The property in controversy is a part of the military bounty land, and there is special legislation in reference to instruments conveying or affecting land in the military district, the policy of which is obvious. The 51st section of the act concerning conveyances (1 R. C. 1855, p. 366) provides that every instrument in writing, which conveys or in any way affects any real estate situate in this state and being part of the military bounty land in this state, “ which has been or may hereafter be made and executed out of this state and within the United States, and which has been or may hereafter be acknowledged or proved in conformity with the laws and usage of the state, territory or district, in which such instrument has been or may hereafter be made, executed, acknowledged or proved, for the execution, acknowledgment or proof of instruments in writing, conveying or affecting real estate within such state, territory or district, shall be recorded in the county in this state in which such land be situated.” And the 55th section permits copies of such instruments or of the record of the same, duly certified, &c., to be read in evidence, with like effect as if the original were produced and read, upon proof of the loss or destruction of the original instrument.

It will be observed that, though the legislature, out of tenderness to the vendees of- the soldiers of the war of 1812— the great majority of whom were nonresidents of this state— allowed to be recorded conveyances of land in the military district, with certificates of acknowledgment that are insufficient to deeds conveying land in other parts of the state, *240it denies the right to use secondary evidence in such cases under the same circumstances that it is permitted in cases of ordinary deeds.
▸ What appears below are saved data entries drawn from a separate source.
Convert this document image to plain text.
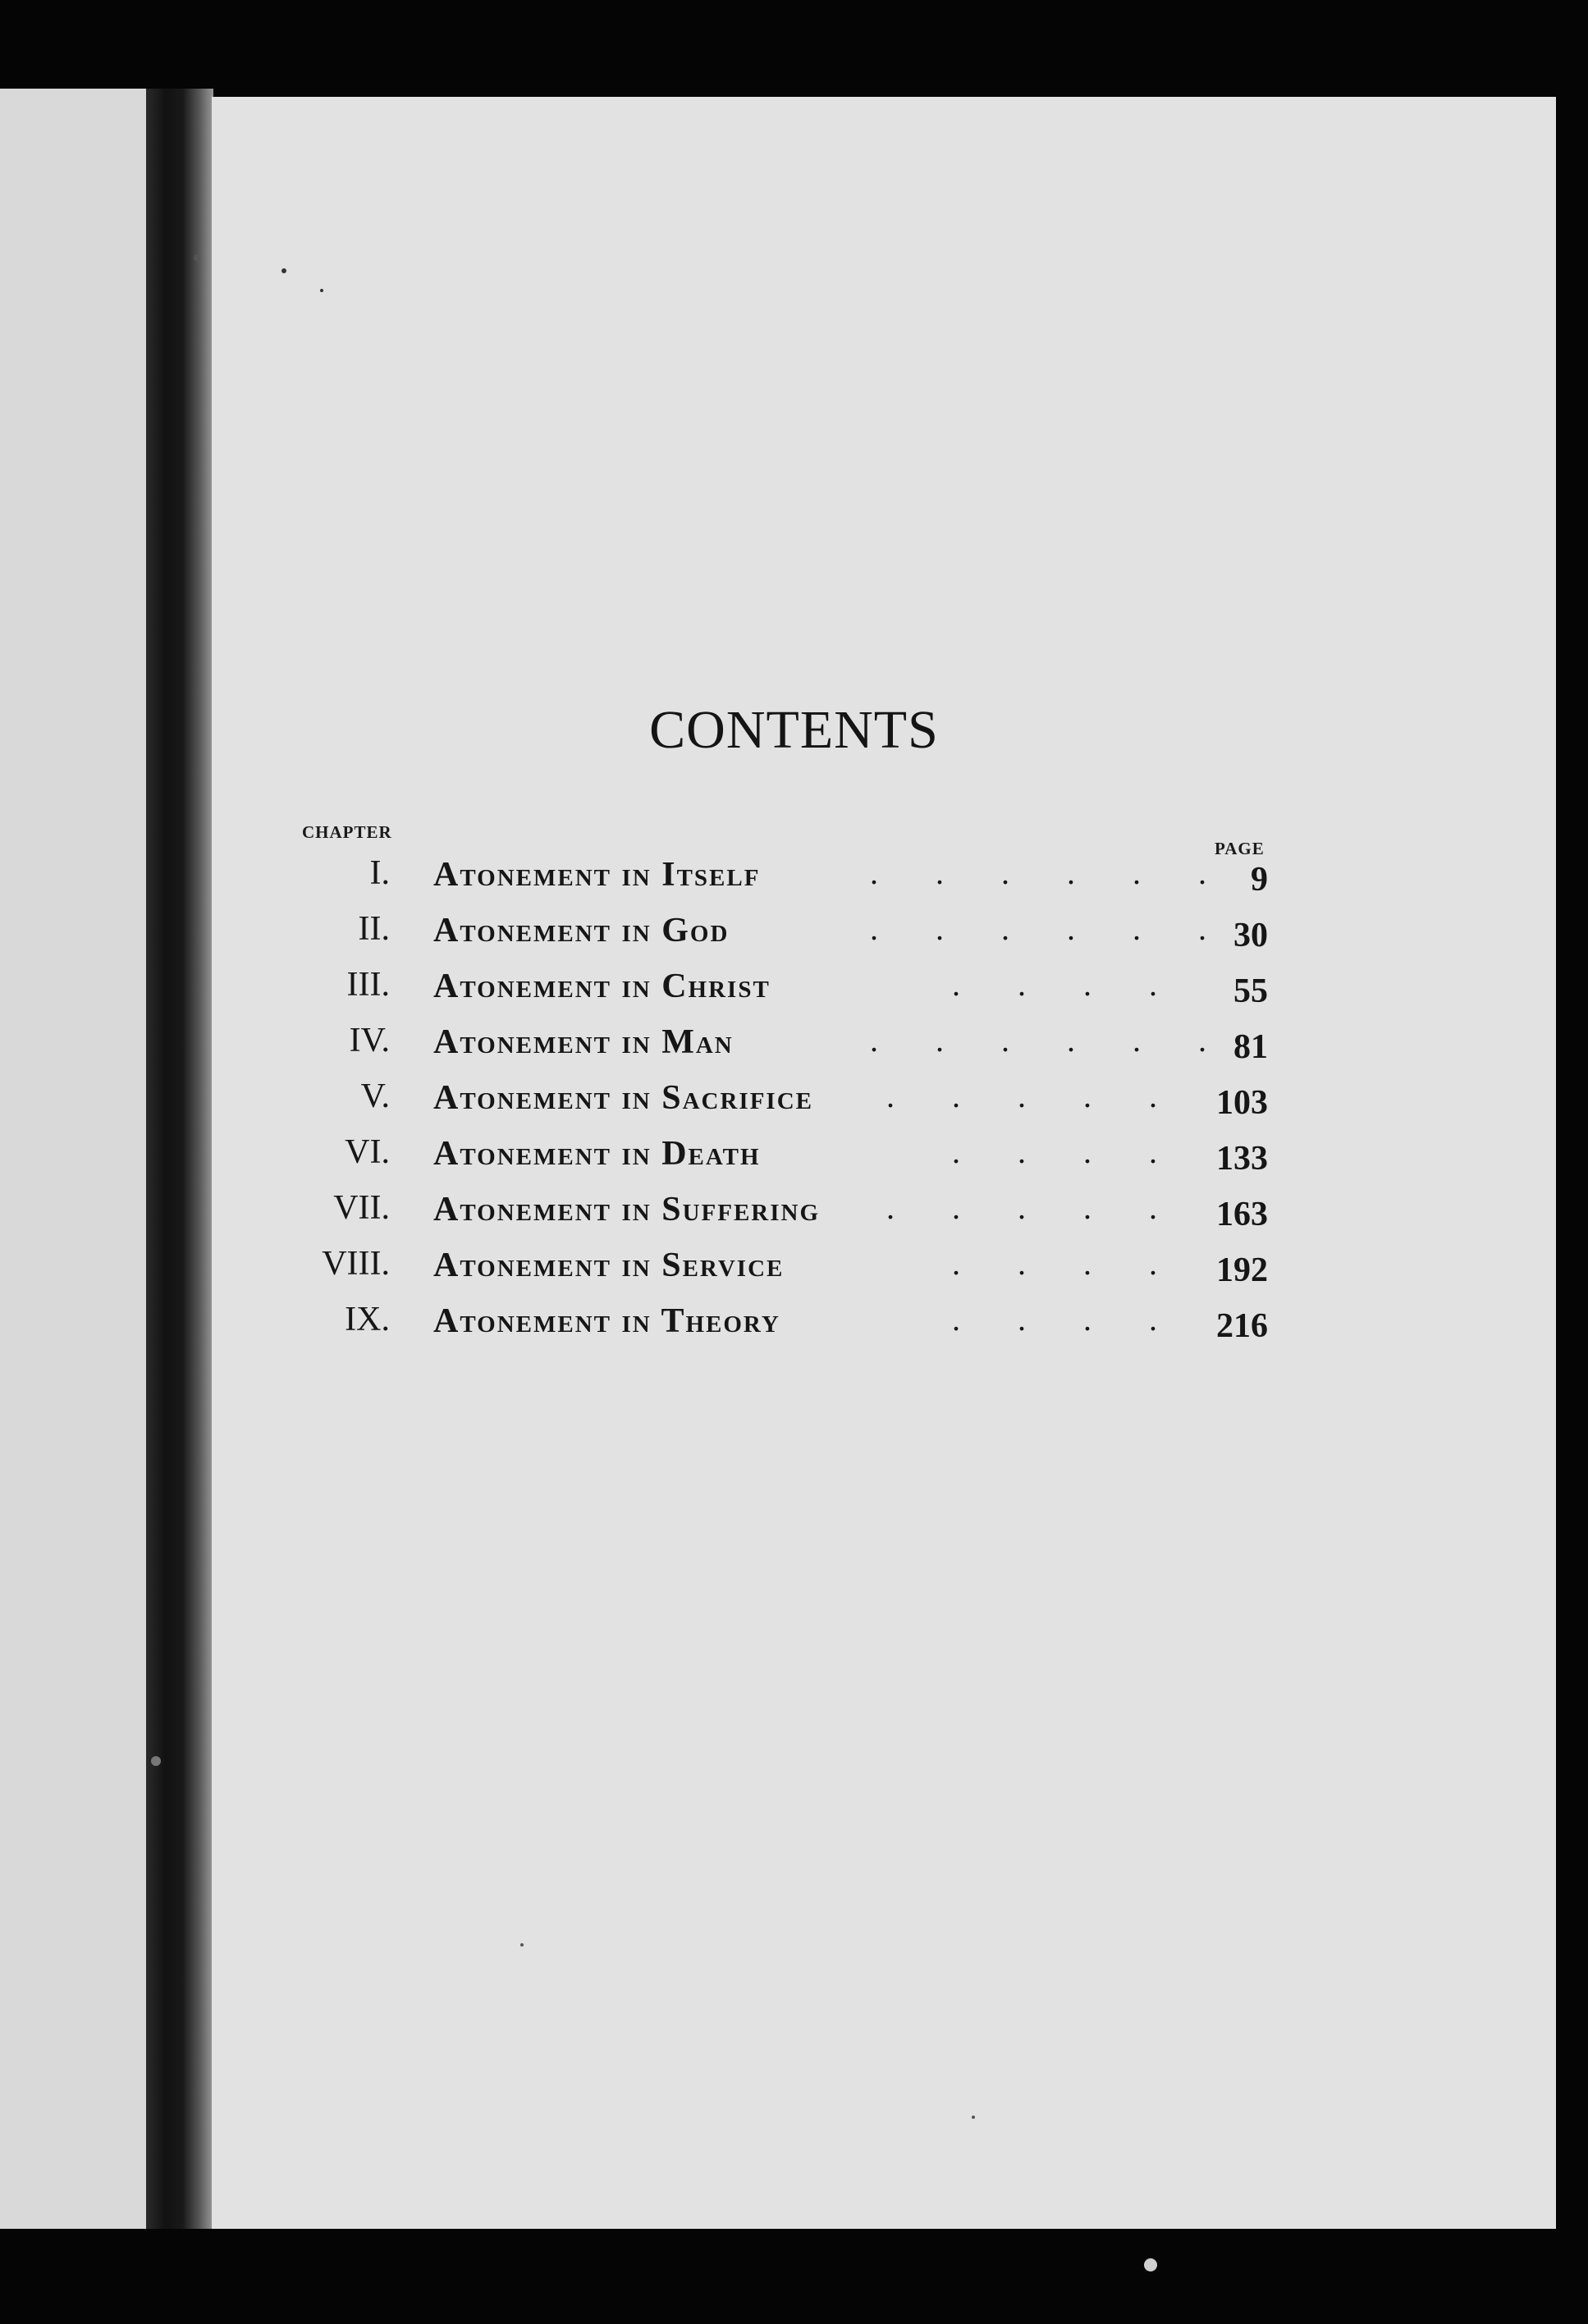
CONTENTS
CHAPTER
PAGE
I. Atonement in Itself	. . . . . . 9
II. Atonement in God	. . . . . . 30
III. Atonement in Christ	. . . . 55
IV. Atonement in Man	. . . . . . 81
V. Atonement in Sacrifice	. . . . . 103
VI. Atonement in Death	. . . . 133
VII. Atonement in Suffering	. . . . . 163
VIII. Atonement in Service	. . . . 192
IX. Atonement in Theory	. . . . 216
In one case, a copy may be used upon proof that the instrument is lost and not luithin the power of the party wishing to use it; but in the other, only on proof of the loss or destruction of the original. The difference in the language of the 46th section and 55th section is too marked to be the result of accident, and we suppose it was intended to impose stricter terms on one class of instruments than on the other.

It is not however deemed necessary, in order to let in secondary proof of the contents of a deed conveying land in the military district and not acknowledged according to the general law, that there should be evidence of an absolute loss of the original. In the nature of things, it is seldom that an actual destruction of a paper can be shown, and proof falling short of this must be received, and, as a general rule, it ought to be sufficient to raise the presumption of loss that search has been made in the proper place and by the proper person, and that the paper can not be found after due diligence has been used in looking for it.

The deed may have been acknowledged in conformity to the laws of Massachusetts where it was executed, but the preliminary proof of the loss of the original was not sufficient to admit the copy in evidence. It does not appear from the testimony of Mr. Shackelford or of Mr. Barton that either of them ever made any search at any place or time, or ever had an interview with any person who had the right to the custody of the original. It is not shown that Rector’s estate ever had any connection with the land; and if it had, the second-hand statements of the administrator would not be received, because he is a competent witness and might be called to testify, and therefore his declarations were mere hearsay and inadmissible. The other judges concurring, the judgment will be affirmed.